Doch am letzten Tag in Kyoto schlägt sie erneut zu. Ich radele mit Sachi durch die Stadt. Sie fährt den Weg täglich, doch wir verfahren uns zweimal. Sie kann es nicht fassen, dass sei ihr noch nie passiert. Ich sage, dass Kisune mich begleitet. Sie lacht.

Am letzten Abend kehre ich ein letztes mal ins Gästehaus zurück, denn dort gibt es einen Kimono, den ich gerne erstehen möchte. Als ich das Haus betrete, starren mich alle ungläubig an. “I thought you left yesterday”, sagt der Rezeptzionist, der mir mein Busticket zum nächsten Wwoof-Gastgeber organisiert hat. Ich schüttele den Kopf, offensichtlich nicht, hatte ich auch nie vor. Er schaut noch schockierter drein, er habe doch mein Ticket für den vergangenen Morgen gebucht. Das ist jetzt wohl zu spät.

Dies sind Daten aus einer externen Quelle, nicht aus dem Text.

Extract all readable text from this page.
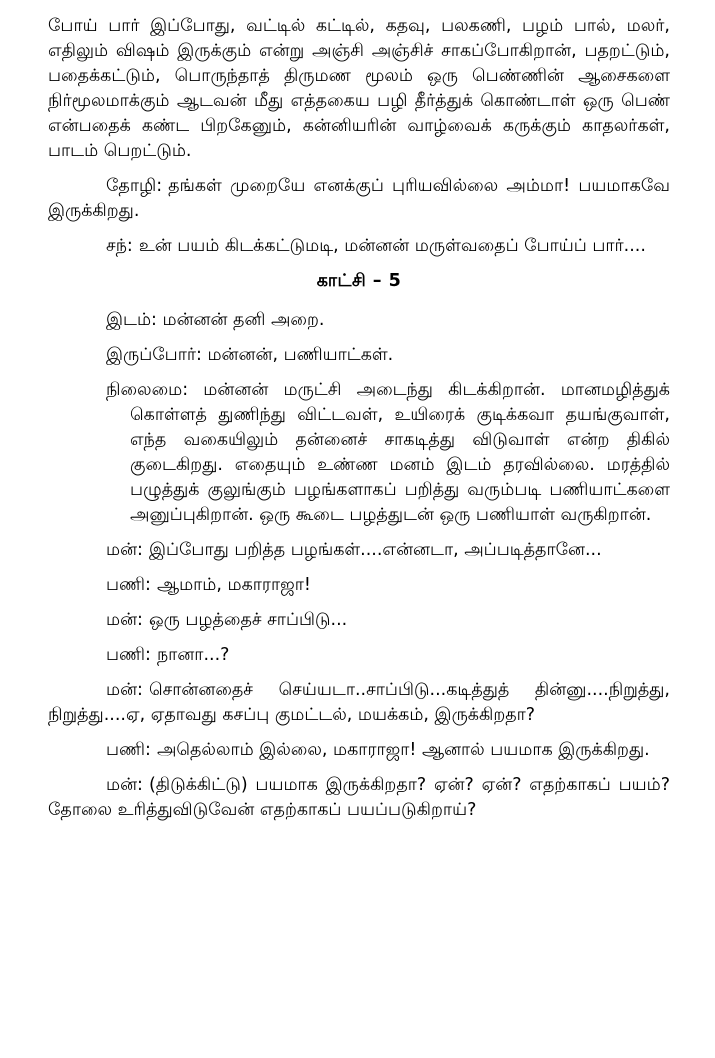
போய் பார் இப்போது, வட்டில் கட்டில், கதவு, பலகணி, பழம் பால், மலர், எதிலும் விஷம் இருக்கும் என்று அஞ்சி அஞ்சிச் சாகப்போகிறான், பதறட்டும், பதைக்கட்டும், பொருந்தாத் திருமண மூலம் ஒரு பெண்ணின் ஆசைகளை நிர்மூலமாக்கும் ஆடவன் மீது எத்தகைய பழி தீர்த்துக் கொண்டாள் ஒரு பெண் என்பதைக் கண்ட பிறகேனும், கன்னியரின் வாழ்வைக் கருக்கும் காதலர்கள், பாடம் பெறட்டும்.

தோழி: தங்கள் முறையே எனக்குப் புரியவில்லை அம்மா! பயமாகவே இருக்கிறது.

சந்: உன் பயம் கிடக்கட்டுமடி, மன்னன் மருள்வதைப் போய்ப் பார்....

காட்சி – 5

இடம்: மன்னன் தனி அறை.

இருப்போர்: மன்னன், பணியாட்கள்.

நிலைமை: மன்னன் மருட்சி அடைந்து கிடக்கிறான். மானமழித்துக் கொள்ளத் துணிந்து விட்டவள், உயிரைக் குடிக்கவா தயங்குவாள், எந்த வகையிலும் தன்னைச் சாகடித்து விடுவாள் என்ற திகில் குடைகிறது. எதையும் உண்ண மனம் இடம் தரவில்லை. மரத்தில் பழுத்துக் குலுங்கும் பழங்களாகப் பறித்து வரும்படி பணியாட்களை அனுப்புகிறான். ஒரு கூடை பழத்துடன் ஒரு பணியாள் வருகிறான்.

மன்: இப்போது பறித்த பழங்கள்....என்னடா, அப்படித்தானே...

பணி: ஆமாம், மகாராஜா!

மன்: ஒரு பழத்தைச் சாப்பிடு...

பணி: நானா...?

மன்: சொன்னதைச் செய்யடா..சாப்பிடு...கடித்துத் தின்னு....நிறுத்து, நிறுத்து....ஏ, ஏதாவது கசப்பு குமட்டல், மயக்கம், இருக்கிறதா?

பணி: அதெல்லாம் இல்லை, மகாராஜா! ஆனால் பயமாக இருக்கிறது.

மன்: (திடுக்கிட்டு) பயமாக இருக்கிறதா? ஏன்? ஏன்? எதற்காகப் பயம்? தோலை உரித்துவிடுவேன் எதற்காகப் பயப்படுகிறாய்?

Ein Missverständnis oder Schusseligkeit.

Ich krame das Ticket aus der Hosentasche, auf japanisch steht darauf wohl, dass mein Bus am selben Morgen aus Tokio abgefahren ist. Das bedeutet, ich hätte gestern den Nachtbus von Kyoto nach Tokio nehmen müssen, mein Bus ist also ohne mich abgefahren. Ich bin verwirrt.

Der Rezeptzionist kauft mir ein neues Ticket. Ich frage zweimal nach, ob er es jetzt auch sicher für das richtige Datum gebucht hat, er bestätigt es mir zweimal. Doch in Tokio stelle ich fest, dass er es dieses mal zwar für den 23. aber leider nicht den 23. Januar, sondern Februar gebucht hat. Ich soll also einen Bus nach meiner Rückkehr nach Deutschland nehmen, einen Monat auf eine Busfahrt warten und das im Riesenmoloch Tokio. Wieder schicken mir die Götter einen Ausweg- ein japanischer Engel, der englisch spricht, bucht mein Ticket um.

Jetzt fahre ich nach Koriyama, letzter Aufenthaltsort in Japan, der nächste Wwoof-Gastgeber wartet, ein Zen-Mönch. Jetzt werde ich die letzte Woche meditieren und über Kisunes Botschaft nachdenken. Was die Götter wohl zu sagen haben?